Les accidents de la vie pourraient à peine former deux caractères plus opposés que ceux de Steadfast Dodge et de John Truck. Le premier ne faisait rien qui sortît tant soit peu du cercle ordinaire des choses, sans calculer d’abord quel effet sa conduite pourrait produire dans son voisinage ; si elle serait populaire ou impopulaire ; si elle serait d’accord avec les différentes opinions publiques qui régnaient dans son comté ; de quelle manière elle influerait sur la prochaine élection, et si elle le placerait plus haut ou plus bas dans l’esprit de ses voisins. Nul esclave en Afrique ne craignait plus le courroux d’un maître vindicatif, que M. Dodge ne redoutait les remarques, les commentaires, les critiques et les railleries de quiconque appartenait au parti politique qui avait alors l’ascendant dans son comté. À l’égard de la minorité, il était brave comme un lion ; il méprisait ouvertement tous ceux qui en faisaient partie, et était le premier à tourner en ridicule tout ce qu’ils disaient ou faisaient. Ceci n’était pourtant vrai qu’en politique ; car, dès que l’esprit de parti se reposait, il ne restait plus à Steadfast une étincelle de valeur, et en toute autre chose il consultait avec soin chaque opinion publique de son voisinage. Ce digne homme avait pourtant ses faiblesses comme un autre ; bien plus, il les connaissait lui-même, et il cherchait, sinon à les corriger, du moins à les cacher. En un mot, Steadfast Dodge était un homme qui voulait se mêler de tout et tout diriger, sans posséder la force qui lui aurait été nécessaire pour rester maître de lui-même. Il était dévoré d’une soif ardente pour obtenir la bonne opinion de tout le monde, sans toujours prendre les moyens convenables pour conserver la sienne. Il réclamait à haute voix en faveur des droits de la communauté, et oubliait que la communauté n’est qu’un moyen pour arriver à une fin. Il sentait pour tout ce qui était hors de sa portée un profond respect qui se manifestait, non par de mâles efforts pour arriver au fruit défendu, mais par un esprit d’opposition et d’hostilité qui ne faisait que mettre au grand jour la jalousie qu’il cherchait à cacher sous le masque d’un intérêt ardent pour les droits du peuple ; car on l’avait entendu déclarer qu’il était intolérable qu’un homme possédât quelque chose, même des qualités, que ses voisins ne pussent partager avec lui. Tels étaient les principes et les idées dont se nourrissait M. Dodge par esprit de liberté.

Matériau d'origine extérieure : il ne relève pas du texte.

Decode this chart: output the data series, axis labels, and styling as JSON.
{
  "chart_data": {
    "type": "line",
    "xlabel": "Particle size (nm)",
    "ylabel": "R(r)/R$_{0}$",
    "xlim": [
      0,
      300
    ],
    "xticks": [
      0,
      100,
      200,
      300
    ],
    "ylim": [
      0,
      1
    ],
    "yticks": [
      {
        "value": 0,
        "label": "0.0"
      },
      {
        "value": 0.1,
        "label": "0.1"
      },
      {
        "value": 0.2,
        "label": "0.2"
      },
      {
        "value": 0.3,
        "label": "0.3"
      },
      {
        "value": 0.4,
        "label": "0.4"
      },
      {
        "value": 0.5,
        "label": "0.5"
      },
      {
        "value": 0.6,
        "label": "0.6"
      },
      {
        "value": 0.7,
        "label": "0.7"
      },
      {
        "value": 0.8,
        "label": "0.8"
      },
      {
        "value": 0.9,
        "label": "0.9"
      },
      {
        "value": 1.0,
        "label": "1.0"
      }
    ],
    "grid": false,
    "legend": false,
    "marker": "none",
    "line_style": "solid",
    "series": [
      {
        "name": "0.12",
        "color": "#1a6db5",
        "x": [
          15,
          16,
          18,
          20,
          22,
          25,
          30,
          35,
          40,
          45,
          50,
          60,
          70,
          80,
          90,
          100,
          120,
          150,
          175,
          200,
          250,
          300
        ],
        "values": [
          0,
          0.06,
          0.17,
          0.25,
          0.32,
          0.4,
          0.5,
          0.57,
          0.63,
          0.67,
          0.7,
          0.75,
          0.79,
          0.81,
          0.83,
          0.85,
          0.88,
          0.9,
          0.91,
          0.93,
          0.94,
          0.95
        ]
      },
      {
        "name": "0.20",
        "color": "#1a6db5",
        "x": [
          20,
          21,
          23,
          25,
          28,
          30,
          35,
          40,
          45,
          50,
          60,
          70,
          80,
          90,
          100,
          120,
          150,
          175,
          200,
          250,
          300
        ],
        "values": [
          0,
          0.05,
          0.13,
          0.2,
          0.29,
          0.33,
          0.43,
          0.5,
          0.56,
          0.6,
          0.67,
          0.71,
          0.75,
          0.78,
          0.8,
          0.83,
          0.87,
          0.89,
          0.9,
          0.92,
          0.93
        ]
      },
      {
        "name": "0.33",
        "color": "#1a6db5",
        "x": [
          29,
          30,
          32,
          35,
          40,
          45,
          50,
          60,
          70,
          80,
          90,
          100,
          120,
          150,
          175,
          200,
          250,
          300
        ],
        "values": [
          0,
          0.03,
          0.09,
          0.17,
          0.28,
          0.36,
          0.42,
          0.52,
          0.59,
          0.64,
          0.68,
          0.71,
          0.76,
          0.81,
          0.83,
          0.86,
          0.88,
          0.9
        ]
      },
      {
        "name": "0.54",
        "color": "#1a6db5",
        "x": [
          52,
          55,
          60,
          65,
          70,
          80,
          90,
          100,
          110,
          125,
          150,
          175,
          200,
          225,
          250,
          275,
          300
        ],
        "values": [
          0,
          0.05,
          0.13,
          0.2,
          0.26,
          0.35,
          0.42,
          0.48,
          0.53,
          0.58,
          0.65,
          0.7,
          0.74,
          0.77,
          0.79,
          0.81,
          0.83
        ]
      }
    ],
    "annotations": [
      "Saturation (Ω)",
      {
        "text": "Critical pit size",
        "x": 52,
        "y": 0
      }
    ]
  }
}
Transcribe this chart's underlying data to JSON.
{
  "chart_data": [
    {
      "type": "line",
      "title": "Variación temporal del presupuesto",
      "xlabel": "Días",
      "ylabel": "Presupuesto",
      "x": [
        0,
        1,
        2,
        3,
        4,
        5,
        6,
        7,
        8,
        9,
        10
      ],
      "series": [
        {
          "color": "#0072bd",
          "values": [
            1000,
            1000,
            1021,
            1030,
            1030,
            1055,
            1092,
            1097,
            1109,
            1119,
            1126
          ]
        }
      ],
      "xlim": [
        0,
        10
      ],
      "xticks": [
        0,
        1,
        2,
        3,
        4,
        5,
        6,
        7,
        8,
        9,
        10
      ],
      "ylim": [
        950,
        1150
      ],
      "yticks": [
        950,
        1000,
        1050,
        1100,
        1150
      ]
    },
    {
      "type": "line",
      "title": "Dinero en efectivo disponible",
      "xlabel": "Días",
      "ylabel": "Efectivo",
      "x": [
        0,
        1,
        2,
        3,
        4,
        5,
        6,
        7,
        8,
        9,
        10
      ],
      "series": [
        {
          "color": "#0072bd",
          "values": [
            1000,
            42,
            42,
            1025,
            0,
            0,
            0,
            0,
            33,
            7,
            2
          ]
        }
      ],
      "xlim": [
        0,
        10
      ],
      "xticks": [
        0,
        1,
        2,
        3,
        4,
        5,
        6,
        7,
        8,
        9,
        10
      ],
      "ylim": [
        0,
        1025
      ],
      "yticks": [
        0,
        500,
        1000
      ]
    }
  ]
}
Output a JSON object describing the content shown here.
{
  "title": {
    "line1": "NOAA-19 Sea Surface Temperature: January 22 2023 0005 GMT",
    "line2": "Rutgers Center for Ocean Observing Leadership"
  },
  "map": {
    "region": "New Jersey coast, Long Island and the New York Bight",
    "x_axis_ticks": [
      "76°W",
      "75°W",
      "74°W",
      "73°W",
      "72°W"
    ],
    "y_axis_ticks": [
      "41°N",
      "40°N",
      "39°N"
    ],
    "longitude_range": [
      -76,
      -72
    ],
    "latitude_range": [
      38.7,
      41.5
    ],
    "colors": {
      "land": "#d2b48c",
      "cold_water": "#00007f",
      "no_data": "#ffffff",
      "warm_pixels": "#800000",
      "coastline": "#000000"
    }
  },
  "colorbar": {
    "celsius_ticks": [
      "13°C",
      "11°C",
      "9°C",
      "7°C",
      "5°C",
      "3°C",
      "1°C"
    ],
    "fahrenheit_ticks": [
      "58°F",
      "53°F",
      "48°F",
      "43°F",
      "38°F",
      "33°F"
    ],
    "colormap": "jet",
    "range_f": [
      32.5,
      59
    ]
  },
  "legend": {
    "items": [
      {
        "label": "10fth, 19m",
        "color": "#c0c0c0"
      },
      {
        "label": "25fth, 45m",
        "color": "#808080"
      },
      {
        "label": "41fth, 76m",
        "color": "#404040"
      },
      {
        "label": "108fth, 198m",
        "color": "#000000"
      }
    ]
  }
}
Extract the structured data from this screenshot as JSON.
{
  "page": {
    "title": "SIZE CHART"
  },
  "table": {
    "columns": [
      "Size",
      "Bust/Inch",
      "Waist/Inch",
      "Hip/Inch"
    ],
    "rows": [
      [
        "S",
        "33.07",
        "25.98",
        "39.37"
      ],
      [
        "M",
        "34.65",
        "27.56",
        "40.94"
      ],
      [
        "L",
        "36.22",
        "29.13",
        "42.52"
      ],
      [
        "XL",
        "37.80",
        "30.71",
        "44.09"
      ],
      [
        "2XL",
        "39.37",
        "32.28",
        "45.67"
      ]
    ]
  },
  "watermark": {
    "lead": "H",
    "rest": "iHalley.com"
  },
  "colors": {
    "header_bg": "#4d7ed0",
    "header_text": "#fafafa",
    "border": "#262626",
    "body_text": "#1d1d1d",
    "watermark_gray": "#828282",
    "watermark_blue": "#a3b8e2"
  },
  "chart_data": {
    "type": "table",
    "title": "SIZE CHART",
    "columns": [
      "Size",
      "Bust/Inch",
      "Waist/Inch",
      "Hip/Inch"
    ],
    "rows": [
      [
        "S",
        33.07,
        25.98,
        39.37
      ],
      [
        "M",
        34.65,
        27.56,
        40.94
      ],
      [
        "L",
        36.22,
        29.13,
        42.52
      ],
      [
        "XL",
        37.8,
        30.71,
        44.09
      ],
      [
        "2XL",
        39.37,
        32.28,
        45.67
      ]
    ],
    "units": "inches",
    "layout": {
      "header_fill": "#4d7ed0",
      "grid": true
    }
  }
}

D’une autre part, John Truck, en commandant son bâtiment, était civil envers ses passagers par habitude autant que par politique. Il savait que tout bâtiment doit avoir un capitaine ; regardait les hommes comme n’étant guère que des ânes ; faisait ses observations sans s’inquiéter le moins du monde de celles de ses aides, et n’était jamais plus disposé à suivre ses propres idées que lorsqu’il voyait tout son équipage en murmurer et s’y montrer contraire. Il était naturellement audacieux, avait un esprit décidé qu’il devait à une longue expérience et à sa confiance habituelle en lui-même, et était un homme fait, sous tous les rapports, pour conduire aussi bien sa barque dans les sentiers de la vie que sur le vaste sein de l’Océan. Il était heureux, dans sa situation particulière, que la nature eût donné à un homme si volontaire, et qui jouissait d’une telle autorité, un caractère froid et caustique plutôt que violent et emporté ; et M. Dodge notamment eut de fréquentes occasions de s’en féliciter.


  1. Steadfast, ferme, déterminé. — To dodge, biaiser, tergiverser.